Узница – да без стражей. Всякая дура бы попыталась бежать.
Э-эх…
Только Нютка давно поумнела. Недели две назад отыскала старые лыжи, приладила их, доковыляла до первой березы, упала, не скоро поднялась. Пошла в своих котах[7], оскальзываясь на каждом шагу, услышала вой недалеко от себя – и со всех ног бросилась в зимовье. До самого вечера отдышаться не могла. Басурман понимающе хмыкнул, увидав размокшие коты, что сушились возле очага.
Нютка тогда смирилась.
Загостевали сумерки.
Среди деревьев, где-то в белесом мареве похрустывало и вздыхало. Словно тосковало по родному дому, как и стоявшая у зимовья девчушка в ярком платке. Нютке вновь стало жаль себя, занесенную чужой волей невесть куда. И еще она отчего-то вообразила, что Басурман не вернется, останется где-то там, в лесу, в медвежьей берлоге. Одна Нютка не выживет. Или замерзнет, или…
Что мелькает меж светлых, почти сливающихся со снегом стволов? Какая-то нелепая, кособокая фигура. Движется медленно, тяжело.
– Вернулся! – завопила Нютка, позабыв о своей неприязни, и побежала навстречу.
Да, это был Басурман. Усталый, ловящий губами воздух, он тащил что-то большое. И оставался за ним красный след – Нютка и отсюда углядела его.

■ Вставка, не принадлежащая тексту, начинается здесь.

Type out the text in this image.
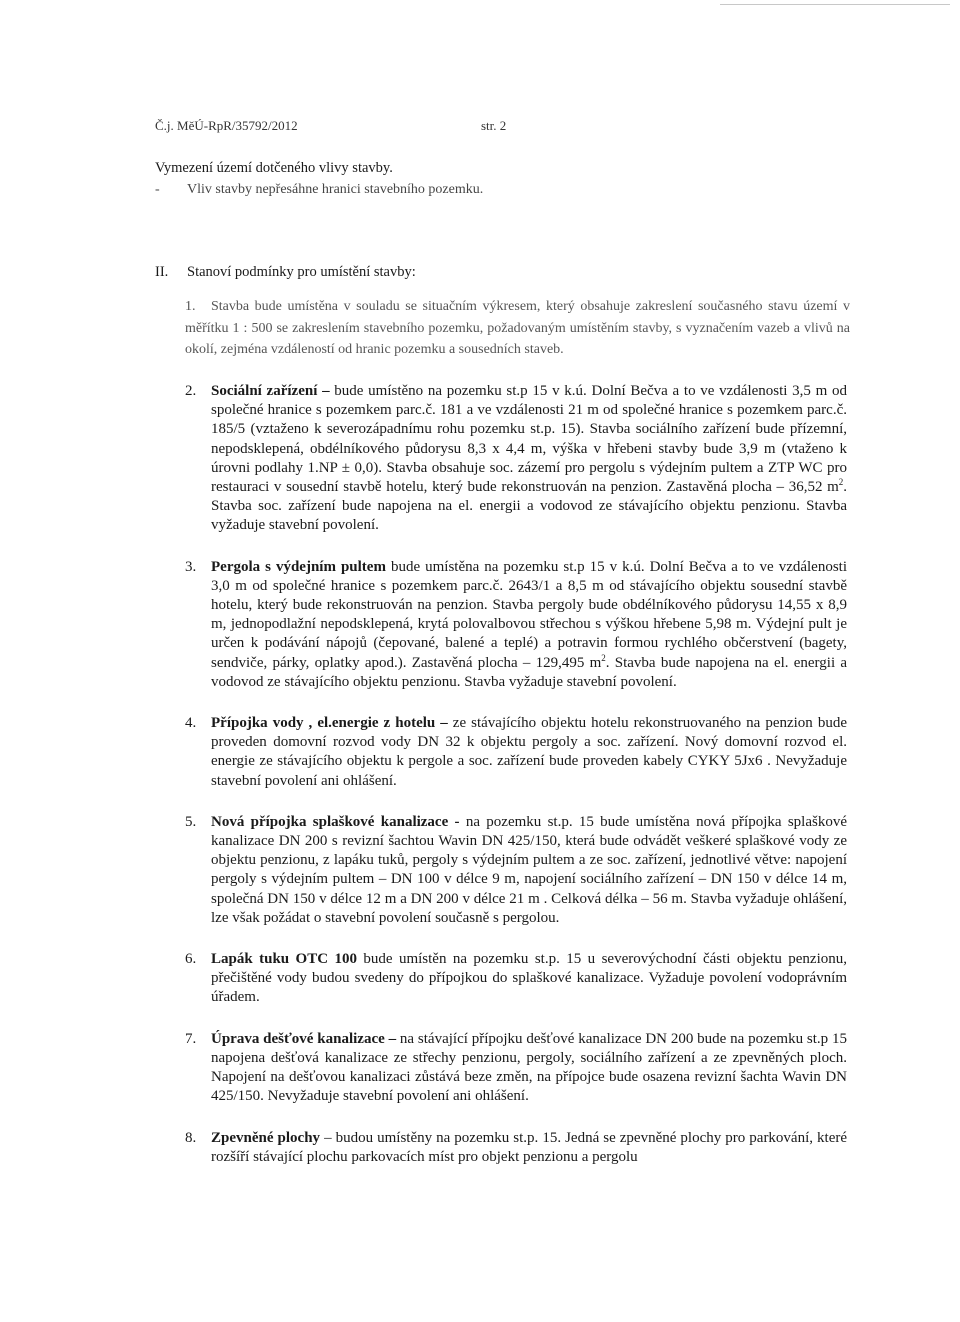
Č.j. MěÚ-RpR/35792/2012	str. 2
Vymezení území dotčeného vlivy stavby.
- Vliv stavby nepřesáhne hranici stavebního pozemku.
II. Stanoví podmínky pro umístění stavby:
1. Stavba bude umístěna v souladu se situačním výkresem, který obsahuje zakreslení současného stavu území v měřítku 1 : 500 se zakreslením stavebního pozemku, požadovaným umístěním stavby, s vyznačením vazeb a vlivů na okolí, zejména vzdáleností od hranic pozemku a sousedních staveb.

2. Sociální zařízení – bude umístěno na pozemku st.p 15 v k.ú. Dolní Bečva a to ve vzdálenosti 3,5 m od společné hranice s pozemkem parc.č. 181 a ve vzdálenosti 21 m od společné hranice s pozemkem parc.č. 185/5 (vztaženo k severozápadnímu rohu pozemku st.p. 15). Stavba sociálního zařízení bude přízemní, nepodsklepená, obdélníkového půdorysu 8,3 x 4,4 m, výška v hřebeni stavby bude 3,9 m (vtaženo k úrovni podlahy 1.NP ± 0,0). Stavba obsahuje soc. zázemí pro pergolu s výdejním pultem a ZTP WC pro restauraci v sousední stavbě hotelu, který bude rekonstruován na penzion. Zastavěná plocha – 36,52 $m^2$. Stavba soc. zařízení bude napojena na el. energii a vodovod ze stávajícího objektu penzionu. Stavba vyžaduje stavební povolení.

3. Pergola s výdejním pultem bude umístěna na pozemku st.p 15 v k.ú. Dolní Bečva a to ve vzdálenosti 3,0 m od společné hranice s pozemkem parc.č. 2643/1 a 8,5 m od stávajícího objektu sousední stavbě hotelu, který bude rekonstruován na penzion. Stavba pergoly bude obdélníkového půdorysu 14,55 x 8,9 m, jednopodlažní nepodsklepená, krytá polovalbovou střechou s výškou hřebene 5,98 m. Výdejní pult je určen k podávání nápojů (čepované, balené a teplé) a potravin formou rychlého občerstvení (bagety, sendviče, párky, oplatky apod.). Zastavěná plocha – 129,495 $m^2$. Stavba bude napojena na el. energii a vodovod ze stávajícího objektu penzionu. Stavba vyžaduje stavební povolení.

4. Přípojka vody , el.energie z hotelu – ze stávajícího objektu hotelu rekonstruovaného na penzion bude proveden domovní rozvod vody DN 32 k objektu pergoly a soc. zařízení. Nový domovní rozvod el. energie ze stávajícího objektu k pergole a soc. zařízení bude proveden kabely CYKY 5Jx6 . Nevyžaduje stavební povolení ani ohlášení.

5. Nová přípojka splaškové kanalizace - na pozemku st.p. 15 bude umístěna nová přípojka splaškové kanalizace DN 200 s revizní šachtou Wavin DN 425/150, která bude odvádět veškeré splaškové vody ze objektu penzionu, z lapáku tuků, pergoly s výdejním pultem a ze soc. zařízení, jednotlivé větve: napojení pergoly s výdejním pultem – DN 100 v délce 9 m, napojení sociálního zařízení – DN 150 v délce 14 m, společná DN 150 v délce 12 m a DN 200 v délce 21 m . Celková délka – 56 m. Stavba vyžaduje ohlášení, lze však požádat o stavební povolení současně s pergolou.

6. Lapák tuku OTC 100 bude umístěn na pozemku st.p. 15 u severovýchodní části objektu penzionu, přečištěné vody budou svedeny do přípojkou do splaškové kanalizace. Vyžaduje povolení vodoprávním úřadem.

7. Úprava dešťové kanalizace – na stávající přípojku dešťové kanalizace DN 200 bude na pozemku st.p 15 napojena dešťová kanalizace ze střechy penzionu, pergoly, sociálního zařízení a ze zpevněných ploch. Napojení na dešťovou kanalizaci zůstává beze změn, na přípojce bude osazena revizní šachta Wavin DN 425/150. Nevyžaduje stavební povolení ani ohlášení.

8. Zpevněné plochy – budou umístěny na pozemku st.p. 15. Jedná se zpevněné plochy pro parkování, které rozšíří stávající plochu parkovacích míst pro objekt penzionu a pergolu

Одной рукой Басурману управиться было сложно, Нютка бестолково крутилась рядом, пытаясь помочь, но лишь вызывала негодующий рык. Добыча уже лишилась головы, охотник отрезал ее за ненадобностью. Тонкие копытца волочились по снегу.
– Возьми нож да поленьев принеси, – отрывисто сказал Басурман, и Нютка тотчас побежала исполнять его повеление.
Он развел костер между диким лесом и теплым зимовьем, буркнул зачем-то: «Волков отпугнуть надо». И они вдвоем сдирали шкуру, свежевали, вытаскивали успевшую остыть требуху, и Нютка не раз отходила, сплевывала кислую слюну – от запаха и вида крови мутило. До такой грязной работы ее раньше не допускали. Но Басурман не знал жалости, повторял: в этих землях иначе не выживешь.
Потом поджаривали на костре пласты мяса, нанизанные на прутья. Они исходили соком, шкворчали, обугливались, таяли на языке. Нютка с набитым ртом пробурчала: «Ну и вкуснотища», а Басурман поглядел на нее да глаз не отвел. Что-то в лице его было новым: словно рассмотрел Нютку, малую бойкую птаху. И еще неясное, смутное, Нютке стоило бы разгадать – что.
– А ты в каких землях бывал, расскажи? – завела Нютка разговор, когда мясо и требуху они уже затащили в зимовье, в холодную клеть, когда руки и лица были отмыты от крови, а по телу расплылась блаженная нега от усталости и сытой утробы.
Он буркнул что-то вроде: «Угомонись» – и скоро заснул. Нютка давно чуяла: Басурмана забавляет ее любопытство, ее всегдашнее бесстрашие и надоедливость.
«А отчего ты такой злой? Научишь меня охотиться? Отпустишь домой, я домой хочу», – всякий вечер она спрашивала новое, он ничего не отвечал, но взгляд словно бы теплел, становился не таким колючим, и даже морщины на лбу разглаживались.
Нютка долго не засыпала, примеряла, как бы сделать добрее однорукого кузнеца, бывшего материного мужа. И казалось ей, что сотворит чудо: злейшего татя, колодника, злыдня обратит в друга и заступника.
– Третьяк пропал. Уж ден восемь нет, – вымолвил Басурман глухо, будто себе, а не пронырливой Нютке.